By Christine Bryant
Reynoldsburg residents will soon have a new resource for close-to-home emergency care.
OhioHealth has begun construction on a freestanding emergency department at the corner of Briarcliff Road and East Main Street. OhioHealth officials anticipate the facility will open in late 2017 or early 2018.
During the past few years, similar freestanding emergency departments (FSEDs) have popped up throughout the region, including in Pickerington. The facilities provide patients with the convenience of having emergency care close to home.
“Wait times for patients to see a physician in an FSED are significantly less than a traditional emergency department, which means that patients are less likely to leave without receiving necessary medical treatment,” said Kristin McManmon, president of OhioHealth Neighborhood Care. “By treating these patients closer to home, we can more appropriately manage their access to follow up care with their local primary care physician, hopefully avoiding future hospital stays and emergency department visits.”
The addition of the facility also may help reduce the overcrowding of several hospital-based emergency departments around central Ohio, including Mount Carmel East Hospital, one of the city’s busiest with more than 84,000 ER visits in 2015.
“Hospital ERs locally and nationally are running at near capacity with long wait times,” McManmon said. “The FSEDs will help to alleviate some of that.”
There is also a growing demand from patients to receive care closer to home, including emergency care, she said.
“We see a large number of Reynoldsburg residents in our hospital-based emergency departments, and now they will be able to stay right in Reynoldsburg if they need emergency care,” McManmon said.
The Reynoldsburg freestanding emergency department, like others constructed in the region, will be physically smaller than typical hospital-based emergency rooms and will staff smaller, cross-functional care teams.

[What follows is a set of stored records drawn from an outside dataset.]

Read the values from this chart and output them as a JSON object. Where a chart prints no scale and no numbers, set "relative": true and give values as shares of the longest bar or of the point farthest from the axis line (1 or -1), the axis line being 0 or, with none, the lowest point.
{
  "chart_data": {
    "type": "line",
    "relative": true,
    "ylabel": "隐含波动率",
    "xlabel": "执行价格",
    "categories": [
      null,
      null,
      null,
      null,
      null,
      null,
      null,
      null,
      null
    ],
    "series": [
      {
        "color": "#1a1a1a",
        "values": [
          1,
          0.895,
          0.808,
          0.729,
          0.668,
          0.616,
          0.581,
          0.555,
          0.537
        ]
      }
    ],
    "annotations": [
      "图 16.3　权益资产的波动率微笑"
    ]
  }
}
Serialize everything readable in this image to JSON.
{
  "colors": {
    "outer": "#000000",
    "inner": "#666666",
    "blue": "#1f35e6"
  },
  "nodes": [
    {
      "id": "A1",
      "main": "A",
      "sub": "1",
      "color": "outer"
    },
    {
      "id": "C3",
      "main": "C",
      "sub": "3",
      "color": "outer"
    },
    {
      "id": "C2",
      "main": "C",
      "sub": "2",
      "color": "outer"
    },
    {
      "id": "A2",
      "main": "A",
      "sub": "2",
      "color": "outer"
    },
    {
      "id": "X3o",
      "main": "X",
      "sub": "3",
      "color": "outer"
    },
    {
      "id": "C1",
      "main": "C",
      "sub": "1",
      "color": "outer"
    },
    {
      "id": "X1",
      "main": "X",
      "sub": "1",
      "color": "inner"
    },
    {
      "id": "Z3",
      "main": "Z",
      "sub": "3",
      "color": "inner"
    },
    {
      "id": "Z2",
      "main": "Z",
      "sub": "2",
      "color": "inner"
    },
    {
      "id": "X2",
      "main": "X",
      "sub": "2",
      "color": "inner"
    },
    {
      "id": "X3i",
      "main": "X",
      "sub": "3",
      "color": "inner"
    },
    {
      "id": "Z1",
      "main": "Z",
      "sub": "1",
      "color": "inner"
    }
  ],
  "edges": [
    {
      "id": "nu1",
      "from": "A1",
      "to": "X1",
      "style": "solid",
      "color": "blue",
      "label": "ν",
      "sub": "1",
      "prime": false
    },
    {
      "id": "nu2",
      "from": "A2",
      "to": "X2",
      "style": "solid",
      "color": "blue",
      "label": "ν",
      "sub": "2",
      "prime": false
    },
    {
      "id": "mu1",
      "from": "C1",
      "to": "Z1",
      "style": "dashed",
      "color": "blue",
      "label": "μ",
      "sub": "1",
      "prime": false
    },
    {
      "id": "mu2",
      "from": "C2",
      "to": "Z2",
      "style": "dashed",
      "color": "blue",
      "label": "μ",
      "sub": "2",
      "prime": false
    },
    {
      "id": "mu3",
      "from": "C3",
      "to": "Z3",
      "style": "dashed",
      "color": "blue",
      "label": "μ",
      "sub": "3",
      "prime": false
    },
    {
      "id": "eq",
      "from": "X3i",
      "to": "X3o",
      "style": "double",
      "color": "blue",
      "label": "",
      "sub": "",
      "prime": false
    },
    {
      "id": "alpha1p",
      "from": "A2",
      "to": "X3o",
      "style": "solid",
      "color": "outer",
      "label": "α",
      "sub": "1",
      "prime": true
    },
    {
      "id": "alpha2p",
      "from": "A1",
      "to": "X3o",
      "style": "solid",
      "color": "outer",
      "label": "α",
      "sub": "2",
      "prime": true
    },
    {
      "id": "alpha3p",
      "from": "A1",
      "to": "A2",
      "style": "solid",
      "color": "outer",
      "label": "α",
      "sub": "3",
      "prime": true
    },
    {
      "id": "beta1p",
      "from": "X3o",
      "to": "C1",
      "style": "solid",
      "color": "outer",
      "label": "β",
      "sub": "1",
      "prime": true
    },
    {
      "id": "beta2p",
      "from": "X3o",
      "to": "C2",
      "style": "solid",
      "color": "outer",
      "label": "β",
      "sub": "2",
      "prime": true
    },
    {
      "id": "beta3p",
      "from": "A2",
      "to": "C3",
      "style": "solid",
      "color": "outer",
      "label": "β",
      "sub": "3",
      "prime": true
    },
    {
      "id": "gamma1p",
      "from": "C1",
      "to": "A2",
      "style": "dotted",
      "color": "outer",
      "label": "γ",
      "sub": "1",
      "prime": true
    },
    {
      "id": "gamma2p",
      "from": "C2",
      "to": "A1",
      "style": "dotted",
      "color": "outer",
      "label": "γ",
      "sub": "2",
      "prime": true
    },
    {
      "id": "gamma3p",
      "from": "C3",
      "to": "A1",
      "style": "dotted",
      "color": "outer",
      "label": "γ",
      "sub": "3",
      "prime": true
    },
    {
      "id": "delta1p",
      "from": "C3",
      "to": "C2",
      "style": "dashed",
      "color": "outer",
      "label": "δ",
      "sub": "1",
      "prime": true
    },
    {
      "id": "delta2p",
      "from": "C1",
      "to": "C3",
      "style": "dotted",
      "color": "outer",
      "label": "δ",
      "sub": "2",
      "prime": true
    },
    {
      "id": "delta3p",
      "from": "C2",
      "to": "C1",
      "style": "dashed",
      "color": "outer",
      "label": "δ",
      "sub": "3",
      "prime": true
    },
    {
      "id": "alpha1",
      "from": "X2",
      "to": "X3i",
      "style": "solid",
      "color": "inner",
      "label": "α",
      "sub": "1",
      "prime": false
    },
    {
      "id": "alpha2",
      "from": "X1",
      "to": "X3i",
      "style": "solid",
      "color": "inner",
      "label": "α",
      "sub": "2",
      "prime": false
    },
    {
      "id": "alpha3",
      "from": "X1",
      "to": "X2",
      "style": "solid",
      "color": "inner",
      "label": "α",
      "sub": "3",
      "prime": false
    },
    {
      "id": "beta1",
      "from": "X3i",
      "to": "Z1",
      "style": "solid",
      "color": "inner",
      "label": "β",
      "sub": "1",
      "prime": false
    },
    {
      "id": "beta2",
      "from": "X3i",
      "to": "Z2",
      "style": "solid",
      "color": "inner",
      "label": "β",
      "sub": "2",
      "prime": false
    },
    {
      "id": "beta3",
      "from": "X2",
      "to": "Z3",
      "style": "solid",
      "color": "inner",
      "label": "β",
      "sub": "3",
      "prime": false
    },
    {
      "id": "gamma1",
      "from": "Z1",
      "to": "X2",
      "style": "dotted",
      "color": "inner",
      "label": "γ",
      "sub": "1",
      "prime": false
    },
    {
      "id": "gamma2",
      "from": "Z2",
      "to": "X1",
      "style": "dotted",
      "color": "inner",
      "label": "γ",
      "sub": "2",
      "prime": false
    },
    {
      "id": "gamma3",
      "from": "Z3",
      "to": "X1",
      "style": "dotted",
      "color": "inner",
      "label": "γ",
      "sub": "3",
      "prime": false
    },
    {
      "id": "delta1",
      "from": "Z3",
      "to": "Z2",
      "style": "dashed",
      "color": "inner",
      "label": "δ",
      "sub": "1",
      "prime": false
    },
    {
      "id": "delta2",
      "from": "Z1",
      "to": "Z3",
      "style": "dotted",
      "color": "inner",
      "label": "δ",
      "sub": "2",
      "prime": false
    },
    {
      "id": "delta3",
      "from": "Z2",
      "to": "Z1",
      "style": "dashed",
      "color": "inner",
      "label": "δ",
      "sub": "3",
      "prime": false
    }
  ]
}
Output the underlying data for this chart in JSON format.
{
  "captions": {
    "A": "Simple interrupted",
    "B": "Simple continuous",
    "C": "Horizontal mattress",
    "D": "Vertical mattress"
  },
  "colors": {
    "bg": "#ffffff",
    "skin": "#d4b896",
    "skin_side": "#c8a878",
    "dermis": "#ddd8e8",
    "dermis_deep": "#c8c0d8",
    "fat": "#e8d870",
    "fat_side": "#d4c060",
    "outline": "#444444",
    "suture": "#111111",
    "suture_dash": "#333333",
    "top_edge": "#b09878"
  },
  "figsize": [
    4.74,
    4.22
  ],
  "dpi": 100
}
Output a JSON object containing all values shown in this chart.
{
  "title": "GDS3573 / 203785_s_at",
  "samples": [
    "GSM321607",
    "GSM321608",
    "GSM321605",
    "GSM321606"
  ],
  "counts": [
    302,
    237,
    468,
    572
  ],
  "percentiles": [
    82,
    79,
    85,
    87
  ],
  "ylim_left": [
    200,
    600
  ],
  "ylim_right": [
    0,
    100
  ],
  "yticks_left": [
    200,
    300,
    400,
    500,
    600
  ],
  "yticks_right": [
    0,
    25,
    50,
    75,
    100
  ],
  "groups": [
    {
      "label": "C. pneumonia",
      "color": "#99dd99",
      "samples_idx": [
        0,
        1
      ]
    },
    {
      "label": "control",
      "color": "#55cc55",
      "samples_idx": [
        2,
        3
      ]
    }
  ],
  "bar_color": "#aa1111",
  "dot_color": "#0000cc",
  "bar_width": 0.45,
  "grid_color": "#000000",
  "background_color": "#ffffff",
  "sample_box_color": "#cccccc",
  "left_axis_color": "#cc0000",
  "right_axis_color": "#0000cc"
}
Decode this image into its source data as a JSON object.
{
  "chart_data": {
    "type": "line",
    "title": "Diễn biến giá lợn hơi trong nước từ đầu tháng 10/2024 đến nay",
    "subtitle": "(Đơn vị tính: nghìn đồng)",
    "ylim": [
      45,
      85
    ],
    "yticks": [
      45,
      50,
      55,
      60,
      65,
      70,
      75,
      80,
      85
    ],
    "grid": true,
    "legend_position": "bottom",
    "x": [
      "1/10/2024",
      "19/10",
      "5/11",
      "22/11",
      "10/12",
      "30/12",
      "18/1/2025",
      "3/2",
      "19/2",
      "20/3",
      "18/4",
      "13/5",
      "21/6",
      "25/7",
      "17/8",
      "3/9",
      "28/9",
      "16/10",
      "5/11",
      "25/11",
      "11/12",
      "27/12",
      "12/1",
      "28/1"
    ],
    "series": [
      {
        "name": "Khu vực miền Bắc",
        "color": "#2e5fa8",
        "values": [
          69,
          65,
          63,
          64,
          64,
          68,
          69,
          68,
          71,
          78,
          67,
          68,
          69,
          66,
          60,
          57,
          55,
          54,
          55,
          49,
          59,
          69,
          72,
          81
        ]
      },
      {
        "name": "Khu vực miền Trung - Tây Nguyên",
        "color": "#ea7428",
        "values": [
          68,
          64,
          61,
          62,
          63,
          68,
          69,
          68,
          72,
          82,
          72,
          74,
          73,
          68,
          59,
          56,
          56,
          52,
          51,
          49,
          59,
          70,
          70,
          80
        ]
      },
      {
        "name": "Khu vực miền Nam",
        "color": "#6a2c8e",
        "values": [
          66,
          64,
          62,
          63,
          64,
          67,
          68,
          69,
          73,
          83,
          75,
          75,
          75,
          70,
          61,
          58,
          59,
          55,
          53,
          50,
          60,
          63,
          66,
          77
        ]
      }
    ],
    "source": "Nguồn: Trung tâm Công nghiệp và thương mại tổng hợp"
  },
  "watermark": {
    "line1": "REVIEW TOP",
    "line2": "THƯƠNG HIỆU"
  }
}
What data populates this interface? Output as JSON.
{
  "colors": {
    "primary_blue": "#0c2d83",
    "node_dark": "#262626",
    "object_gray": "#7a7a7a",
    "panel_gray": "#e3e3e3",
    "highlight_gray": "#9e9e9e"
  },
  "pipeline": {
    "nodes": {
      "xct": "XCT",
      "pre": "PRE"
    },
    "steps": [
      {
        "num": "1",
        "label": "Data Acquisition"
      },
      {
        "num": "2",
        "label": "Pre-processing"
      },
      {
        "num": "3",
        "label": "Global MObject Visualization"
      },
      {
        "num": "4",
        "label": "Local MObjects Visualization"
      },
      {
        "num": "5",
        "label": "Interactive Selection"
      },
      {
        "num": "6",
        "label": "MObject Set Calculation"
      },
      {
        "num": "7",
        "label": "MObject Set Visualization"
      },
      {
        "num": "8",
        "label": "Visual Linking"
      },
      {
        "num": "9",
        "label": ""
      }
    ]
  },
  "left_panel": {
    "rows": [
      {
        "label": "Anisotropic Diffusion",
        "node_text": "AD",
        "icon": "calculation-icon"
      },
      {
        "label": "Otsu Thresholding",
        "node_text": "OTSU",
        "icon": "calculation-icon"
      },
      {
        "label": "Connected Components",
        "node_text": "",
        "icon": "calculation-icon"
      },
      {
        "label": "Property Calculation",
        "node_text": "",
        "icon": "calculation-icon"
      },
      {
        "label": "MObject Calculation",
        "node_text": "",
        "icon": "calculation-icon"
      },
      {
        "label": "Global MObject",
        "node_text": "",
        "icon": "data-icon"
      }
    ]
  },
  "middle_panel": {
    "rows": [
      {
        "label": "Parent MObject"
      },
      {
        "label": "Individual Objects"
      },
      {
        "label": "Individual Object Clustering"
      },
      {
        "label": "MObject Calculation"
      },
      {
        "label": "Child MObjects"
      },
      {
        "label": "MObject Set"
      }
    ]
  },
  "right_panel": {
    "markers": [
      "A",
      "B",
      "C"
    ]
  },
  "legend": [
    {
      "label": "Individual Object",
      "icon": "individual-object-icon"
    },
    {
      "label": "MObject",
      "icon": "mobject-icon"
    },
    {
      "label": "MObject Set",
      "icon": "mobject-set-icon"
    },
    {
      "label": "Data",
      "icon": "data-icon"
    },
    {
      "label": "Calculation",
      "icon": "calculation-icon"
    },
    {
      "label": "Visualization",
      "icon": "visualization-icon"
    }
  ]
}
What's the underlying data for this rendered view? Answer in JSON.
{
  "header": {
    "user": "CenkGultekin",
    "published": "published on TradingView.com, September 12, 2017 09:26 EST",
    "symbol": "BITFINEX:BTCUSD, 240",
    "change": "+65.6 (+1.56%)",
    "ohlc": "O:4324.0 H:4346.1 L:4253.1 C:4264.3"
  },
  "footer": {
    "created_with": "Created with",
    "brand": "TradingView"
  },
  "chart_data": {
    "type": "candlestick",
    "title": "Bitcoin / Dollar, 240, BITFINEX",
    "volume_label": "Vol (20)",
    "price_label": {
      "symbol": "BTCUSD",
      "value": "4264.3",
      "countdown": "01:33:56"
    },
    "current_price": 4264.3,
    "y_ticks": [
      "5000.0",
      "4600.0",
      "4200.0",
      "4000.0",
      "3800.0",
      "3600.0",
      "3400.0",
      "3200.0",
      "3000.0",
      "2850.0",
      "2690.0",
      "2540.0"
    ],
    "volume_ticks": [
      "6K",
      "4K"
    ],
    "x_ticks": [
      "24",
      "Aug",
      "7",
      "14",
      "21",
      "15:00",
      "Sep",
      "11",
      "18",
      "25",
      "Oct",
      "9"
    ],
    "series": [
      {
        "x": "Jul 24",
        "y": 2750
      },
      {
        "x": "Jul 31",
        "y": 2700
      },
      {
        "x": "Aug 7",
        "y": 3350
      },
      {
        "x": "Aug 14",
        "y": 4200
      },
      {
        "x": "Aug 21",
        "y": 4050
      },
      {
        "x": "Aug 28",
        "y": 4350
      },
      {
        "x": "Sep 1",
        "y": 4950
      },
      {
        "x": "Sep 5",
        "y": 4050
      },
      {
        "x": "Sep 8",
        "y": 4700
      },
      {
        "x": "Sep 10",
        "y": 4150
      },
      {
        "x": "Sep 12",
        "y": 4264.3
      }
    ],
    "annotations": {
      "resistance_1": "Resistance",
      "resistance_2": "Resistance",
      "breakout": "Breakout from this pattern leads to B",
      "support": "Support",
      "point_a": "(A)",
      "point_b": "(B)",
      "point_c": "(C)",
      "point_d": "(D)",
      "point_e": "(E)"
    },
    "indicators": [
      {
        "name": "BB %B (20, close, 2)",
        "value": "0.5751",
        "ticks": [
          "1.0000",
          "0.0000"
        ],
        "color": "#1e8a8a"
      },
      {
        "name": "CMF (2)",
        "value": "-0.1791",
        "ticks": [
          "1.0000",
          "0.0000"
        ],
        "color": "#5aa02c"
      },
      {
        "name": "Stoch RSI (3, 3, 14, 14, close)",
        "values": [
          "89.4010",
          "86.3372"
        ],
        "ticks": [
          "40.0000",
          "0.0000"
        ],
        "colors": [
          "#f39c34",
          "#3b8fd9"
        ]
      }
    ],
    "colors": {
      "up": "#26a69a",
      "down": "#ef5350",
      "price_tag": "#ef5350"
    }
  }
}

This allows department personnel to be more flexible and responsive to provide an enhanced patient experience, McManmon said.
“It will be 8,000 to 10,000 square feet, and has eight patient bays,” she said. “It includes X-ray, CT and ultrasound services, as well as lab testing and pharmacy support.”
Like emergency rooms attached to a hospital, the facility will be open 24 hours a day, seven days a week. Patients will either be able to arrive via ambulance or walk-in for care, though if patients need to be transferred or admitted to a hospital, staff will make those arrangements.
“It’s important to note that this is a true emergency department, not an urgent care,” McManmon said. “There is a difference between the two. Freestanding emergency departments provide emergency care, which is for severe or life-threatening conditions, like severe bleeding, shortness of breath or chest pain.”
Urgent care facilities, on the other hand, should be visited for non-life threatening injuries or illnesses, such as minor burns, the flu or allergic reactions.
“With so many options – primary care, urgent care and emergency care – it can be confusing to know where to go and when,” she said. “In the coming months, we will work to ensure consumers get the right care, in the right place by educating them on how to best utilize emergency care as part of our continuum of services that includes primary and urgent care.”